Lalu Majemuk meminta Benny Burhanudin bertemu di Mataram. Namun Benny mengutus Rahmat Hidayat untuk bertemu. Saat pertemuan itu, Lalu Majemuk membawa seseorang bernama Syahid yang mengaku sebagai adik dari SB. ”Usai pertemuan itu, Lalu Majemuk dan Syahid bertemu Amin Karaka di Makassar, dengan tujuan pengambilalihan pengerjaan proyek,” bebernya.
Setelah pertemuan itu, Amin Karaka memberikan kuasa kepada Syahid untuk memegang paket proyek tersebut. ”Pemberian kuasa berdasarkan akta notaris,” kata JPU.

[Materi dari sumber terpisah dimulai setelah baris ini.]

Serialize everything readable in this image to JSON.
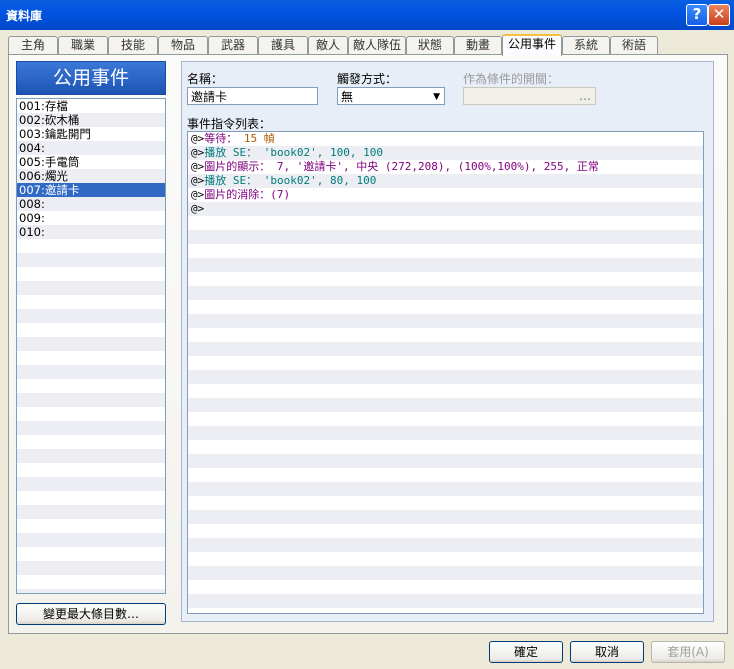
{
  "window": {
    "title": "資料庫",
    "help_glyph": "?",
    "close_glyph": "✕"
  },
  "tabs": [
    "主角",
    "職業",
    "技能",
    "物品",
    "武器",
    "護具",
    "敵人",
    "敵人隊伍",
    "狀態",
    "動畫",
    "公用事件",
    "系統",
    "術語"
  ],
  "active_tab_index": 10,
  "left": {
    "header": "公用事件",
    "items": [
      "001:存檔",
      "002:砍木桶",
      "003:鑰匙開門",
      "004:",
      "005:手電筒",
      "006:燭光",
      "007:邀請卡",
      "008:",
      "009:",
      "010:"
    ],
    "selected_index": 6,
    "change_max_button": "變更最大條目數…"
  },
  "form": {
    "name_label": "名稱：",
    "name_value": "邀請卡",
    "trigger_label": "觸發方式：",
    "trigger_value": "無",
    "switch_label": "作為條件的開關：",
    "switch_button": "…",
    "list_label": "事件指令列表："
  },
  "commands": [
    {
      "prefix": "@>",
      "text": "等待：",
      "args": " 15 幀",
      "color": "purple",
      "args_color": "orange"
    },
    {
      "prefix": "@>",
      "text": "播放 SE：",
      "args": " 'book02', 100, 100",
      "color": "teal",
      "args_color": "teal"
    },
    {
      "prefix": "@>",
      "text": "圖片的顯示：",
      "args": " 7, '邀請卡', 中央 (272,208), (100%,100%), 255, 正常",
      "color": "purple",
      "args_color": "purple"
    },
    {
      "prefix": "@>",
      "text": "播放 SE：",
      "args": " 'book02', 80, 100",
      "color": "teal",
      "args_color": "teal"
    },
    {
      "prefix": "@>",
      "text": "圖片的消除：",
      "args": "(7)",
      "color": "purple",
      "args_color": "purple"
    },
    {
      "prefix": "@>",
      "text": "",
      "args": "",
      "color": "black",
      "args_color": "black"
    }
  ],
  "buttons": {
    "ok": "確定",
    "cancel": "取消",
    "apply": "套用(A)"
  }
}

Atas kuasa itu, PPK H Zaeni (sebelum diganti E Bakri) melakukan penandatanganan kontrak dengan Syahid disaksikan Amin Karaka. Meski sudah diberikan kuasa kontrak proyek itu, namun yang menandatangani kontrak tetap menggunakan nama Amin Karaka. ”Tanda tangan Amin Karaka itu dipalsukan Syahid,” sebutnya.

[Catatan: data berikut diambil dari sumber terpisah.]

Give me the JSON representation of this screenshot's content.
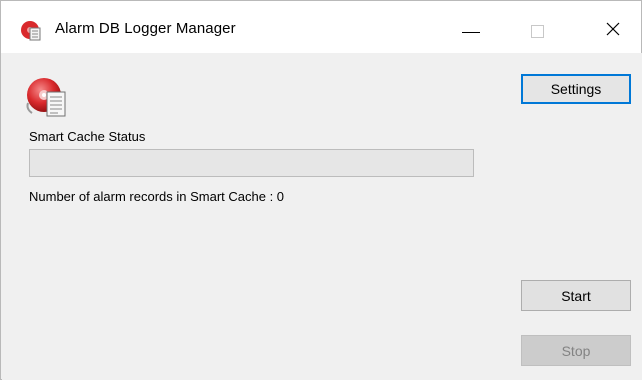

Saat proyek dikerjakan, ditunjuk CV Cipta Pandu Utama sebagai konsultan pengawas dengan nilai kontrak Rp 98,7 juta. Namun hingga minggu ketujuh progres pekerjaan baru mencapai 4,1 persen dari target 15,5 persen. ”Karena prestasi pekerjaan yang buruk, Zaeni mengundurkan diri sebagai PPK,” jelas Ema.
Atas pengunduran diri itu, terdakwa Samsul Hidayat selaku kuasa pengguna anggaran (KPA) mengangkat E Bakri sebagai PPK. Dilihat pekerjaan yang mengalami deviasi minus cukup tinggi, KPA meminta Syahid diganti menjadi kuasa dari PT Apro Megatama. ”Terdakwa Samsul Hidayat menunjuk Darsito (terdakwa) sebagai pengganti Syahid dengan dilakukan adendum (perubahan) kontrak,” bebernya.

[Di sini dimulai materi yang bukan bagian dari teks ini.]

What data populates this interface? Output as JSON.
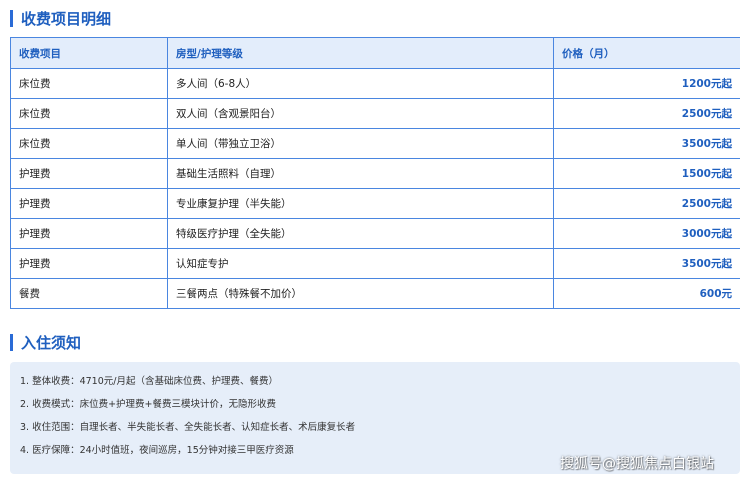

Meski demikian pelaksanaan proyek tersebut tetap bermasalah. Hingga akhir pekerjaan menjadi temuan Badan Pemeriksa Keuangan (BPK) RI mencapai Rp 212 juta. ”Dari temuan itu, tim penyidik Kejati NTB melakukan pendalaman,” ujarnya.
Hasil audit Inspektorat NTB, ditemukan ada kelebihan pembayaran. Itu muncul dari progres pekerjaan yang tidak mencapai 100 persen, namun telah dibayar seluruhnya. Ada juga beberapa item proyek yang tidak sesuai spesifikasi. ”Dari audit yang dilakukan muncul kerugian negara Rp 1,57 miliar,” ujarnya.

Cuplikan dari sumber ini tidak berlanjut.